- Theatrical release poster
- Spanish: La petición
- Directed by: Pilar Miró
- Screenplay by: Leo Anchóriz; Pilar Miró;
- Based on: Pour une nuit d'amour by Émile Zola
- Starring: Ana Belén; Frédéric de Pasquale; Emilio Gutiérrez Caba;
- Cinematography: Hans Burmann
- Edited by: Pablo del Amo
- Music by: Román Alís
- Production company: CIPI Cinematográfica
- Release dates: 20 September 1976 (Barcelona); 7 October 1976 (Madrid);
- Country: Spain
- Language: Spanish

= The Request =

The Request (La petición) is a 1976 Spanish drama film directed by Pilar Miró (in her feature debut) and co-written by Leo Anchóriz based on Émile Zola's short story Pour une nuit d'amour.
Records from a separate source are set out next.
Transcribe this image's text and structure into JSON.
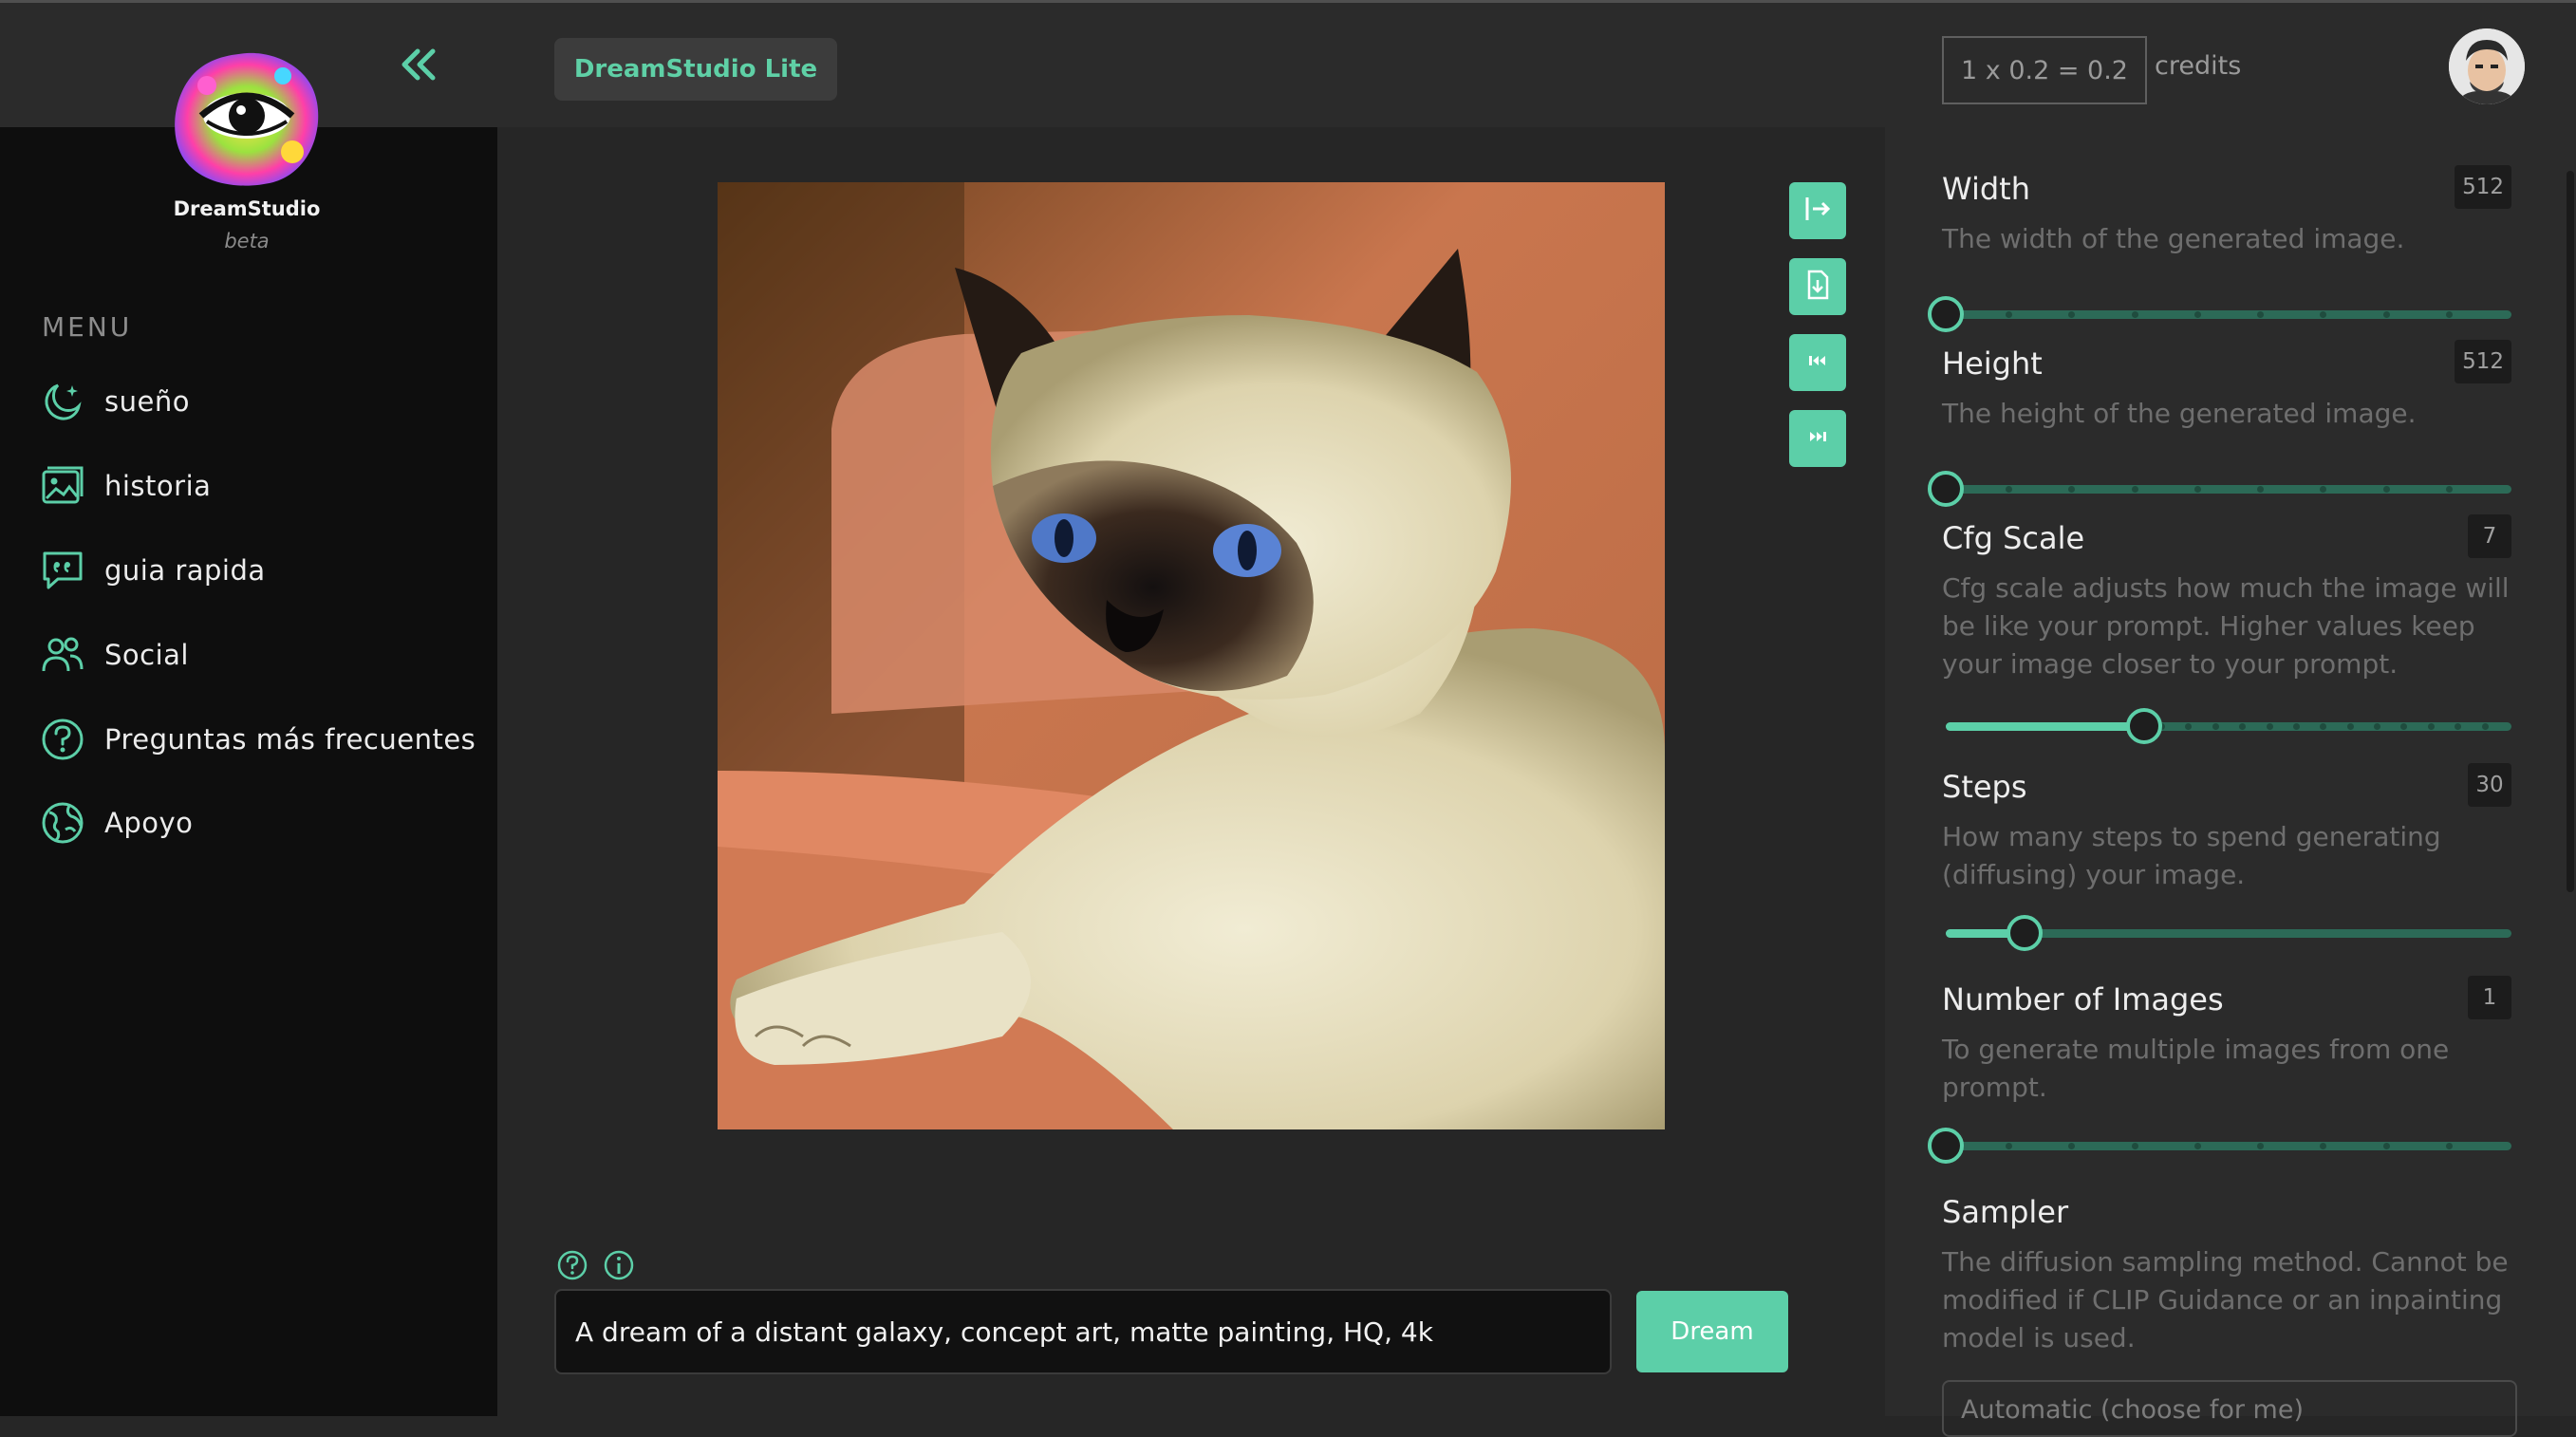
{
  "brand": {
    "name": "DreamStudio",
    "tag": "beta"
  },
  "header": {
    "app_name": "DreamStudio Lite",
    "credits_formula": "1 x 0.2 = 0.2",
    "credits_label": "credits"
  },
  "sidebar": {
    "menu_title": "MENU",
    "items": [
      {
        "label": "sueño",
        "icon": "moon-sparkle-icon"
      },
      {
        "label": "historia",
        "icon": "image-gallery-icon"
      },
      {
        "label": "guia rapida",
        "icon": "quote-bubble-icon"
      },
      {
        "label": "Social",
        "icon": "users-icon"
      },
      {
        "label": "Preguntas más frecuentes",
        "icon": "question-circle-icon"
      },
      {
        "label": "Apoyo",
        "icon": "support-globe-icon"
      }
    ]
  },
  "settings": {
    "width": {
      "title": "Width",
      "value": "512",
      "desc": "The width of the generated image.",
      "level": 0
    },
    "height": {
      "title": "Height",
      "value": "512",
      "desc": "The height of the generated image.",
      "level": 0
    },
    "cfg": {
      "title": "Cfg Scale",
      "value": "7",
      "desc": "Cfg scale adjusts how much the image will be like your prompt. Higher values keep your image closer to your prompt.",
      "level": 0.35
    },
    "steps": {
      "title": "Steps",
      "value": "30",
      "desc": "How many steps to spend generating (diffusing) your image.",
      "level": 0.14
    },
    "num_images": {
      "title": "Number of Images",
      "value": "1",
      "desc": "To generate multiple images from one prompt.",
      "level": 0
    },
    "sampler": {
      "title": "Sampler",
      "desc": "The diffusion sampling method. Cannot be modified if CLIP Guidance or an inpainting model is used.",
      "selected": "Automatic (choose for me)"
    }
  },
  "prompt": {
    "value": "A dream of a distant galaxy, concept art, matte painting, HQ, 4k"
  },
  "dream_button": "Dream",
  "colors": {
    "accent": "#5ccfa8",
    "accent_dark": "#2c6a57",
    "sidebar_bg": "#0e0e0e",
    "panel_bg": "#2b2b2b"
  }
}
It stars Ana Belén along with Frédéric de Pasquale and Emilio Gutiérrez Caba.

== Plot ==
Set in northern Spain in the Spring of 1900, the plot follows Teresa, the single child of a wealthy conservative family. After Teresa's lover Miguel dies amid a violent act of sexual intercourse with her, she seeks help from the mute Julián to dispose of the body.

== Production ==
The screenplay was written by Leo Anchóriz and Pilar Miró adapting the short story Pour une nuit d'amour by Émile Zola. The film is a CIPI Cinematográfica production. Shooting locations included the castle of Pedraza.

== Release ==
The film premiered in Barcelona on 20 September 1976, and in Madrid on 7 October 1976. It was also programmed at the Tehran International Film Festival.